Essentially as the title suggests - in some commutative ring $K$ (with 0,1), if we have 2 distinct proper prime ideals $\mathfrak{p}_1 \neq \mathfrak{p}_2$, is it necessarily the case (or if not, when is it the case?) that $\mathfrak{p}_1 + \mathfrak{p}_2 = K$ ?

I ask because I'm working through some lecture notes which frequently take some $K$ complete with respect to a discrete valuation, a prime ideal in a valuation ring $\mathfrak{p} \subset \mathcal{O}_K$, a finite extension $L/K$, and then use the fact $\mathfrak{p}\mathcal{O}_L$ factors uniquely as some $\mathcal{P}_1^{a_1} \ldots \mathcal{P}_r^{a_r}$ (where $\mathcal{O}_L$ is the integral closure of $\mathcal{O}_K$ in $L$). Then we say $\mathcal{P}_i + \mathcal{P}_j = \mathcal{O}_L$ $(\forall$ $ i \neq j)$.

However it isn't clear to me, because we've made so many different assumptions along the way, what the reason is that $\mathcal{P}_i + \mathcal{P}_j = \mathcal{O}_L$. Is it because these primes occur in the factorisation of $\mathfrak{p}$, is it because of some property of Dedekind domains or fields, or is it not really possible to say out of context? Many thanks, and if anything needs clarification please ask.

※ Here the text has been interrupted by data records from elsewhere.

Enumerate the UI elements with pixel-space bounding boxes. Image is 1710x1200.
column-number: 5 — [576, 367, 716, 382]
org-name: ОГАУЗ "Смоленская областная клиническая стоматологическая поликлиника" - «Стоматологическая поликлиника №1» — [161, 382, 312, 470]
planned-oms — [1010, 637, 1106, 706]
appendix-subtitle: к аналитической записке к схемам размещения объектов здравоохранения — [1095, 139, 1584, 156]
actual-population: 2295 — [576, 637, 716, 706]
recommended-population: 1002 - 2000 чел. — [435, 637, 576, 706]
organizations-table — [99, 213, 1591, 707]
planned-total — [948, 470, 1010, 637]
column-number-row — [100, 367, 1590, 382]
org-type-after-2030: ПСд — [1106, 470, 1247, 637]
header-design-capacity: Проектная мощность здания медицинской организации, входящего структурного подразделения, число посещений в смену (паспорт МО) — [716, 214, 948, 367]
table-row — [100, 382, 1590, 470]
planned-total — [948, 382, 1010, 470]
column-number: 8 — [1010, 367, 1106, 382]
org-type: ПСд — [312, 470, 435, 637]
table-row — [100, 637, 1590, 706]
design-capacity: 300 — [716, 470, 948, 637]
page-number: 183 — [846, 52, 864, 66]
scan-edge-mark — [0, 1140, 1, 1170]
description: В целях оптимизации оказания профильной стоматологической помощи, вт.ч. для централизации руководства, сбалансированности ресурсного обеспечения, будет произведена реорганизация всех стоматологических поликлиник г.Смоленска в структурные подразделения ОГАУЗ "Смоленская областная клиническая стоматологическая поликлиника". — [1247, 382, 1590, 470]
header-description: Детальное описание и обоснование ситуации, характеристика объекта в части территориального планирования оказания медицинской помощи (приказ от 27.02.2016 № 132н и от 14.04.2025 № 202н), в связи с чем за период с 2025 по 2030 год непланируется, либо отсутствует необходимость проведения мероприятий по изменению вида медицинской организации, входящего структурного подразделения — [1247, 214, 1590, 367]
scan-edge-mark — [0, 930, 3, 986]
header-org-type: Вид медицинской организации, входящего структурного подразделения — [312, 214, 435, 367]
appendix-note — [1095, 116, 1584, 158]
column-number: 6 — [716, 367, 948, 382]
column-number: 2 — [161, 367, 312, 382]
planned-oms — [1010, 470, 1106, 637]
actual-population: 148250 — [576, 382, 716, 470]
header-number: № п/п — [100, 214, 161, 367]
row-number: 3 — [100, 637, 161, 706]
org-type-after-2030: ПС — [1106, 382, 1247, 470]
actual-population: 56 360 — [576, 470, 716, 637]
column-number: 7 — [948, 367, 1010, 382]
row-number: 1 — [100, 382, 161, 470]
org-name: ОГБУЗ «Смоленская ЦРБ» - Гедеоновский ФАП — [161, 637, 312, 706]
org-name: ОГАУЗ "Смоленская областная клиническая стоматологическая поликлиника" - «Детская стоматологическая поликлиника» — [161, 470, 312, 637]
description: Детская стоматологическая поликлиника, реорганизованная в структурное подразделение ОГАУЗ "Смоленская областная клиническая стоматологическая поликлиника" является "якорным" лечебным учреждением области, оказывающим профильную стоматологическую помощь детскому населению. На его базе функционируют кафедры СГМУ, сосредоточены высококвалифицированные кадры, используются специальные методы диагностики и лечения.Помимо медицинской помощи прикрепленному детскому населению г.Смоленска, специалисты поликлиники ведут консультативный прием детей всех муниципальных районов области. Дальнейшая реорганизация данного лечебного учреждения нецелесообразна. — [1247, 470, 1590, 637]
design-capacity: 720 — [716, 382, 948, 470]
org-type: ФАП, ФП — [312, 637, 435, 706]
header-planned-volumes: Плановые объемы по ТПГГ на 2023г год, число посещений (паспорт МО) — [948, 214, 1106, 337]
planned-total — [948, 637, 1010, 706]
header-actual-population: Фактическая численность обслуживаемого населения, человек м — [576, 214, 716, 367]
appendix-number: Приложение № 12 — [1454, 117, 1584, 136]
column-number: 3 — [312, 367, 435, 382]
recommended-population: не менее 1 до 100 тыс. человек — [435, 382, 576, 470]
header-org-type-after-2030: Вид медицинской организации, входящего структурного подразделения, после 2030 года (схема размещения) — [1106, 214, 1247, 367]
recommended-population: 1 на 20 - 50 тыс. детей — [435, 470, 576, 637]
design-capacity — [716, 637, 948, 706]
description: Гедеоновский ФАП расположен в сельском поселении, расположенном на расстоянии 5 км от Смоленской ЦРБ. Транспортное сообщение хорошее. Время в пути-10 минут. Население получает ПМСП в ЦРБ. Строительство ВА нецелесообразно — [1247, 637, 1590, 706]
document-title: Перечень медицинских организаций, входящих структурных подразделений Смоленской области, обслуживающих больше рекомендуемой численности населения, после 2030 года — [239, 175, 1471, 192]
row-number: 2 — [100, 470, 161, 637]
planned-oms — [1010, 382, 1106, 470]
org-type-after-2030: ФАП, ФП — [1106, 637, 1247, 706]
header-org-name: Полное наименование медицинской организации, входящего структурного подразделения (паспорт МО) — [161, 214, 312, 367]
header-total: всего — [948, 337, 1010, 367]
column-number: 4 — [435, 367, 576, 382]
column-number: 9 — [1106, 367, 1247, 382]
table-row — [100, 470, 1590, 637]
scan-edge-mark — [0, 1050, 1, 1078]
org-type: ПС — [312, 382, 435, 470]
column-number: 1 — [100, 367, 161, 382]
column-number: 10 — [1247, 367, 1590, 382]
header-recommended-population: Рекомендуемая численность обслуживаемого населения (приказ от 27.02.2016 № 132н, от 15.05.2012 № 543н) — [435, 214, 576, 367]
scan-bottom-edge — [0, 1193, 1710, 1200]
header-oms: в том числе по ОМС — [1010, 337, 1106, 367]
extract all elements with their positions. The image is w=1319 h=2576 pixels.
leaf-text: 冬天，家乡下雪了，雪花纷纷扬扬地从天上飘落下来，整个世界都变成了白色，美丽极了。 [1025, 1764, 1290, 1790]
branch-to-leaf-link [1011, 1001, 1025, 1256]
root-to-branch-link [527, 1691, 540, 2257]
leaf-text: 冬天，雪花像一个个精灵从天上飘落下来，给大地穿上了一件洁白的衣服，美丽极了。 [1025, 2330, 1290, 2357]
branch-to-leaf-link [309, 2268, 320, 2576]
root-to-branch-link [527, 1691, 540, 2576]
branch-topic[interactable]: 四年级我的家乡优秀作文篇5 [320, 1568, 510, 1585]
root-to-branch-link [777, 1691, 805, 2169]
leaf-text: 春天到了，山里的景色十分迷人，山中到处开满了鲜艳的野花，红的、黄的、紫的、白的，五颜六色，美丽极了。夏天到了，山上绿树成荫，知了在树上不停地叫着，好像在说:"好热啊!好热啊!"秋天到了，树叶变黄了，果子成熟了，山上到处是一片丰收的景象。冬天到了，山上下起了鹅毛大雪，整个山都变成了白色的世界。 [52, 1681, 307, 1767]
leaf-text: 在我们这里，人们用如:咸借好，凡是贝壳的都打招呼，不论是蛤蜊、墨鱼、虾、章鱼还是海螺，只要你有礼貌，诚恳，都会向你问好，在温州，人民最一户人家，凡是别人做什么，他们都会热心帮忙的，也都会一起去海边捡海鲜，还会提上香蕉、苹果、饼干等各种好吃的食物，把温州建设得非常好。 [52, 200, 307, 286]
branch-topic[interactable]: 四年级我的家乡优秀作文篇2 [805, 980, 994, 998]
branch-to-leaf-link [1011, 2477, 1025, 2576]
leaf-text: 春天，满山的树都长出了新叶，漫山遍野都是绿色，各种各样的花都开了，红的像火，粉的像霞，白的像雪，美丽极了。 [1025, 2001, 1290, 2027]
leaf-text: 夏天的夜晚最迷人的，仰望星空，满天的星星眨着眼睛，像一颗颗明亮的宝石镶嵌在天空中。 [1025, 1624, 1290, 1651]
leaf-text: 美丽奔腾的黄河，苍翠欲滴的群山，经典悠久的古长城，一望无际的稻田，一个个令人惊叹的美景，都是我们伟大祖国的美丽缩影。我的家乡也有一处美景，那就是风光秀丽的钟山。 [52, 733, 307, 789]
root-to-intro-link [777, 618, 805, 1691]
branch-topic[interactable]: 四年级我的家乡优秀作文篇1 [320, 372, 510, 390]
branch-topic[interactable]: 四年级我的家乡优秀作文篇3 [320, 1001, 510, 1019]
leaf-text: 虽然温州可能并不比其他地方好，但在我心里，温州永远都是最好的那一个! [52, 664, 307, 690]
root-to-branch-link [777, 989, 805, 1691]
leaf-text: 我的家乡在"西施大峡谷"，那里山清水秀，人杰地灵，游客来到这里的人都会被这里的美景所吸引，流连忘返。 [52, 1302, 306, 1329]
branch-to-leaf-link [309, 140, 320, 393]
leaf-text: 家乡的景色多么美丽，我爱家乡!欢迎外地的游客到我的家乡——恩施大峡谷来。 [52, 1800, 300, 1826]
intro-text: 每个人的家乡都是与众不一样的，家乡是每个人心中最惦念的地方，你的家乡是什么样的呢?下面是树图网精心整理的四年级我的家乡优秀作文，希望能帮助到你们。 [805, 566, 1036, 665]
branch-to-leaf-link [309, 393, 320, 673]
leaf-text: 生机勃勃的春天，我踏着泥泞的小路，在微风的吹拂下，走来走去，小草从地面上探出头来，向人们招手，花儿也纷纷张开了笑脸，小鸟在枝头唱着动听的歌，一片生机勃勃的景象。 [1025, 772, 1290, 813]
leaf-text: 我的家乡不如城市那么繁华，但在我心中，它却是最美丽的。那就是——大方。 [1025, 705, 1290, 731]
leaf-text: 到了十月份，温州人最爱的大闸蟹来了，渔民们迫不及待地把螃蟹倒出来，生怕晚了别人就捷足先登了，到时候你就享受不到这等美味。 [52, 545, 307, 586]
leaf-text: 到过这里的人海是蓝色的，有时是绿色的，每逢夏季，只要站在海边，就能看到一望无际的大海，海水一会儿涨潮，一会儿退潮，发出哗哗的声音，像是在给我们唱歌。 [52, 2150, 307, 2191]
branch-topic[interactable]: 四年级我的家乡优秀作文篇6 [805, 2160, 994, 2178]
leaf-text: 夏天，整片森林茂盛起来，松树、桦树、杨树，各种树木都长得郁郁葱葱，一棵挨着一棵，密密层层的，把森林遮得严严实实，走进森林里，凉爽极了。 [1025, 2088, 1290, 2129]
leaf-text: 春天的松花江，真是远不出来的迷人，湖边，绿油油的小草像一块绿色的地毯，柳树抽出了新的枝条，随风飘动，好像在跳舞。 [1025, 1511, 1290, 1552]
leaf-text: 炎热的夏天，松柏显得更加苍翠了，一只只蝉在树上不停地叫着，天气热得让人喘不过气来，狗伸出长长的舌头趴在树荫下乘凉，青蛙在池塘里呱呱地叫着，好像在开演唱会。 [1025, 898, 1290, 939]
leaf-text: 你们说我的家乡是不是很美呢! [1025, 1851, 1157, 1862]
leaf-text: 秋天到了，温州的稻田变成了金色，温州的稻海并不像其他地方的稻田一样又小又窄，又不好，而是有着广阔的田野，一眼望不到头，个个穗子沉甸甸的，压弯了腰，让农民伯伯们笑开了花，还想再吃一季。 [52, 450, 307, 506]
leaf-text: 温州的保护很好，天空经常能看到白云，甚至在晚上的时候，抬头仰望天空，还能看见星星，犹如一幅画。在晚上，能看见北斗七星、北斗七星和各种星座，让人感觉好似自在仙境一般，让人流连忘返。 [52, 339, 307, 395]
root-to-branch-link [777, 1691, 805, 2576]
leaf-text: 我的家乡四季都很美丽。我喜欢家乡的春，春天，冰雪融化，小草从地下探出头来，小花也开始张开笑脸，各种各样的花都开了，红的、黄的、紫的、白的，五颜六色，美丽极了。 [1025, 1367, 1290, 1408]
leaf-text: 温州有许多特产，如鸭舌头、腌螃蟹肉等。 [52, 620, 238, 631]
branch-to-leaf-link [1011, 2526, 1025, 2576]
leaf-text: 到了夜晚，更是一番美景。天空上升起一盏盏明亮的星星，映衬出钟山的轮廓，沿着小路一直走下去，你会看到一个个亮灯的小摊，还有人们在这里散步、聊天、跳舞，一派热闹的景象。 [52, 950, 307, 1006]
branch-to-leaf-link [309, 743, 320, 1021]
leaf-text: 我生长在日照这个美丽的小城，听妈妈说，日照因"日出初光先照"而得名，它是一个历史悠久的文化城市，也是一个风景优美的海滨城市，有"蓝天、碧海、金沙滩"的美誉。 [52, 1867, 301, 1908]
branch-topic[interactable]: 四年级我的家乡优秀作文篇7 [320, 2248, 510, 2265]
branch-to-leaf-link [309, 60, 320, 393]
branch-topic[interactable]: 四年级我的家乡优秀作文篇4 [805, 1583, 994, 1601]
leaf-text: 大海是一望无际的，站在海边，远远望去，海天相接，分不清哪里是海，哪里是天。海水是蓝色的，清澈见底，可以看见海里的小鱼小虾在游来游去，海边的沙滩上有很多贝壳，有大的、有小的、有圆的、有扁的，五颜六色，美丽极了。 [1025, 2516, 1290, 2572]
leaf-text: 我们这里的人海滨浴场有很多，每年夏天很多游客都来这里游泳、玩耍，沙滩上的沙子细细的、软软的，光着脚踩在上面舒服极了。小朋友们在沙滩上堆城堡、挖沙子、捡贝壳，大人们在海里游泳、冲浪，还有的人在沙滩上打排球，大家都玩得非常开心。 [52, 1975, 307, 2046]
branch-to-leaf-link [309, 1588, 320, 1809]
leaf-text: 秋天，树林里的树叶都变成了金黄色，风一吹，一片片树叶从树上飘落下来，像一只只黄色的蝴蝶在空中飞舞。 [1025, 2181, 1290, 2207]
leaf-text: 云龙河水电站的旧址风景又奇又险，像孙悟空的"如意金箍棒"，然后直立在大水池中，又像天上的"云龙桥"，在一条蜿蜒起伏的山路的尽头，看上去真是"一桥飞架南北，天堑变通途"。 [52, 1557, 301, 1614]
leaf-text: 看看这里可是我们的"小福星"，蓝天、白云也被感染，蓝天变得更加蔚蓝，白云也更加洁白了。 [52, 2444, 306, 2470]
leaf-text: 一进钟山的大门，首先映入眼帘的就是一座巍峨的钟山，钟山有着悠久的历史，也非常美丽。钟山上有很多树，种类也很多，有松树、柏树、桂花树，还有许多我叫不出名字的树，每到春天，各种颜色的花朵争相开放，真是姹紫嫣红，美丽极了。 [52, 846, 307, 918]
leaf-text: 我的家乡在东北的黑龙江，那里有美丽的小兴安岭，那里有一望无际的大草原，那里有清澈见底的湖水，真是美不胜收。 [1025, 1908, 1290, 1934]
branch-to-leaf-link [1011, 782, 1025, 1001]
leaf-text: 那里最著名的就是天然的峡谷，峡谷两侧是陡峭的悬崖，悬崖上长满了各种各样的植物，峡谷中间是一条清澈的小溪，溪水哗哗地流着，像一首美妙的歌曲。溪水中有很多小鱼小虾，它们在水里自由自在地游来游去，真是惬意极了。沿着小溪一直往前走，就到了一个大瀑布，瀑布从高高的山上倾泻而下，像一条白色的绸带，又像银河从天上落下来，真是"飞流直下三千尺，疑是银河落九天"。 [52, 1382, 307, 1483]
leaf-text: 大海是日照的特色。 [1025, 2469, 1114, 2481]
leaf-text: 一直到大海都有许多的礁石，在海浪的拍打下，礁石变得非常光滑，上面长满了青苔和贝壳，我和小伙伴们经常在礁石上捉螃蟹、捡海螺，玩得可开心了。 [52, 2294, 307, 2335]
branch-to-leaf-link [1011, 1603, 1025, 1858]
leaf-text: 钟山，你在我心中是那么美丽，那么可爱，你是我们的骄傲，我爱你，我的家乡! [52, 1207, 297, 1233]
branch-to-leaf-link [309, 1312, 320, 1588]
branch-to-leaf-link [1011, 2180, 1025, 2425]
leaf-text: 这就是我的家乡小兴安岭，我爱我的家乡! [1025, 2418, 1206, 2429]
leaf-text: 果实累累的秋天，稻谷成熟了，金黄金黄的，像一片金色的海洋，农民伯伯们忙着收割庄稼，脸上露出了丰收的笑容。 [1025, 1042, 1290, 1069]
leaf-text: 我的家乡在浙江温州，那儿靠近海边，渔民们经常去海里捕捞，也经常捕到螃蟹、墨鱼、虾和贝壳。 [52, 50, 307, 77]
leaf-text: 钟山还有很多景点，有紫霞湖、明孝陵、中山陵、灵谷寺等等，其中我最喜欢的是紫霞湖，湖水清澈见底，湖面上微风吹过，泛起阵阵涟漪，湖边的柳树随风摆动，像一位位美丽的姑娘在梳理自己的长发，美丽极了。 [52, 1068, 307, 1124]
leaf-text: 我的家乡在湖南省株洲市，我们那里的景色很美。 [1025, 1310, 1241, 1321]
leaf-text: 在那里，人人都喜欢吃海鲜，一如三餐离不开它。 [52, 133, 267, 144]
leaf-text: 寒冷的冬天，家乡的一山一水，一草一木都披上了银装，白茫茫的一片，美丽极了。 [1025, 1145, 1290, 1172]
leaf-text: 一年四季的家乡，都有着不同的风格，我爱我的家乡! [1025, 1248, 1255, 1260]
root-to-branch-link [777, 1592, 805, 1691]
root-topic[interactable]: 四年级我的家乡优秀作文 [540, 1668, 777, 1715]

This won't happen in general: in $\mathbf Z$, which happens to be a Dedekind domain, I could take $0$ and $p\mathbf Z$. Even if we avoid containment there are still examples: in $k[x, y]$ the prime ideals $(x)$ and $(y)$ generate a maximal ideal.

However, in a Dedekind domain the non-zero primes are maximal, and distinct maximal ideals are always coprime. Another nice fact to know is that in general if two ideals $\mathfrak{a}$ and $\mathfrak{b}$ are coprime then so are $\mathfrak a^n$ and $\mathfrak b^m$.